There is also a “gray area” when explaining the differences between 1964 1/2 and 1965 Mustangs.  The very earliest 1965’s could have some of the 1964 1/2 parts installed on them.  These parts were put on 1965’s until the parts were phased out, similar to the engines being phased out.  Some of the unique characteristics of the first parts include the following:

  • HEADLIGHT EXTENSIONS AND HOODS:  The first manufactured headlight extensions had a beveled edge along the top.  The front corners of the hood skin remained un-pinched around the hood frame.  This un-pinched flange pointed straight down to fill a gap that was caused by the beveled headlight extension (1965 headlight extensions did not carry this beveled edge; therefore the hood skins were pinched).
  • RADIATOR CORE SUPPORT:  The first manufactured core supports had three long vertical slots near the battery (1965 core supports had four elongated oval slots).
  • HORN STYLE AND MOUNTING LOCATION:  The first manufactured Mustang horns were quite large and mounted down on the strut rod frame rails near the bottom inside corners of the radiator (1965 horns were considerably smaller and mounted on the core support near the top outside corners of the radiator).
  • FASTBACK REAR INTERIOR STEEL TRIM:  The first manufactured Fastback rear trim wrapped around the interior’s fiberglass panels.  This steel trim extended from under the rear window, around the fiberglass interior panels and stopped about 1 1/2 inches short of the door glass (1965 steel trim extended all the way to the door glass).
  • AUTOMATIC TRANSMISSION SHIFTER HANDLE:  The first manufactured AT shifter handles were quite small (1965 AT shifter handles are the same shape, but about 50% larger than the early ones).
  • PASSENGER SEAT:  The first manufactured passenger seats were not adjustable to move forward or backward.  There was not any sliding track mechanism on the mounting hardware (1965 passenger seats had full front to rear sliding adjustment).

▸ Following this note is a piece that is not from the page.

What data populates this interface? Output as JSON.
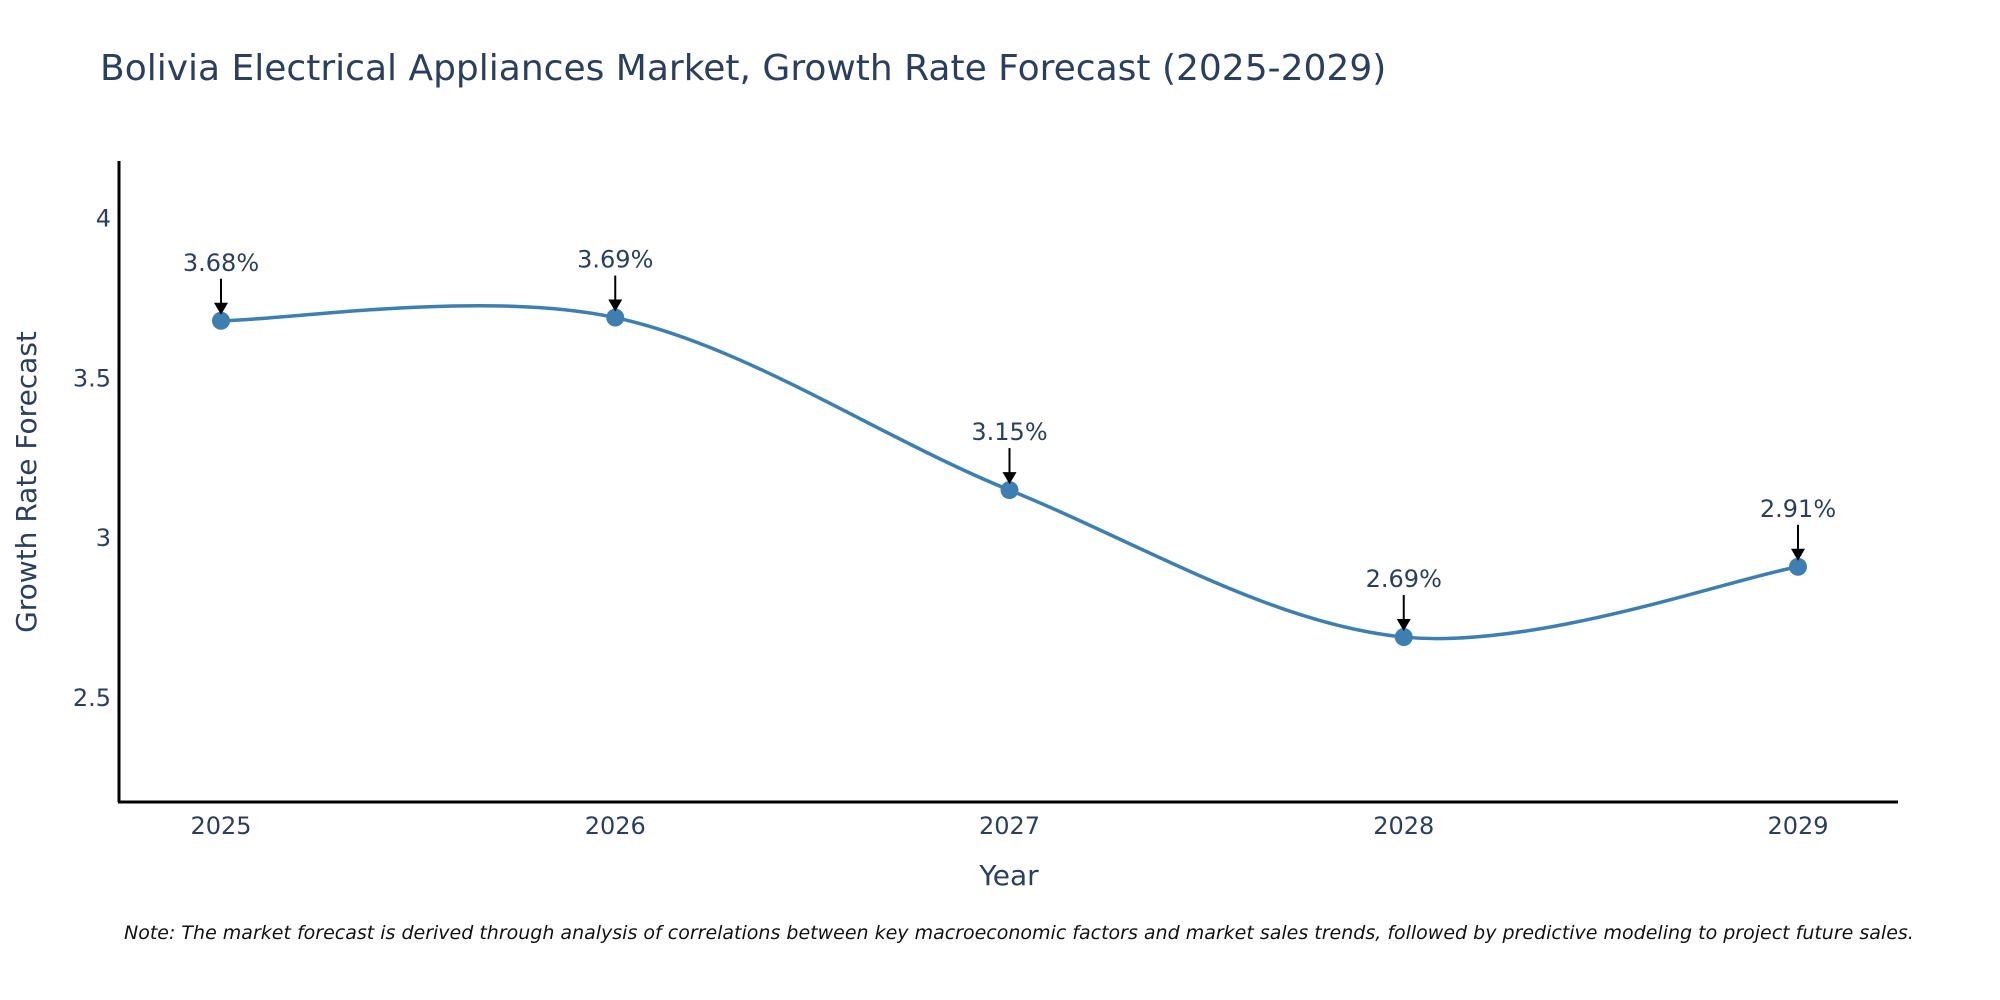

  • SHORT CARPET:  The first manufactured carpet did not climb up the rocker panel.  It stopped at the rocker and had an embroidered edge.  The rocker was then covered with vinyl to match the interior (1965 carpet climbed up the rocker panel and was covered by the door sill plate).
  • FLOOR PAN:  The first manufactured floor pans had staggered seat belt mounting holes along the transmission tunnel for the front seats.  The passenger seatbelt mounting hole was the furthest forward to accommodate the non-adjusting seat.  These floor pans were not immediately phased out.  I actually have mid-year 1965 Mustangs with staggered holes (Most mid-year and later 1965 floor pans had evenly spaced seat belt mounting holes).
  • SEAT RISERS:  The first manufactured seat risers had a large oval cutout in the center.  (1965 seat risers had a solid top).

These are some of the differences that we have found.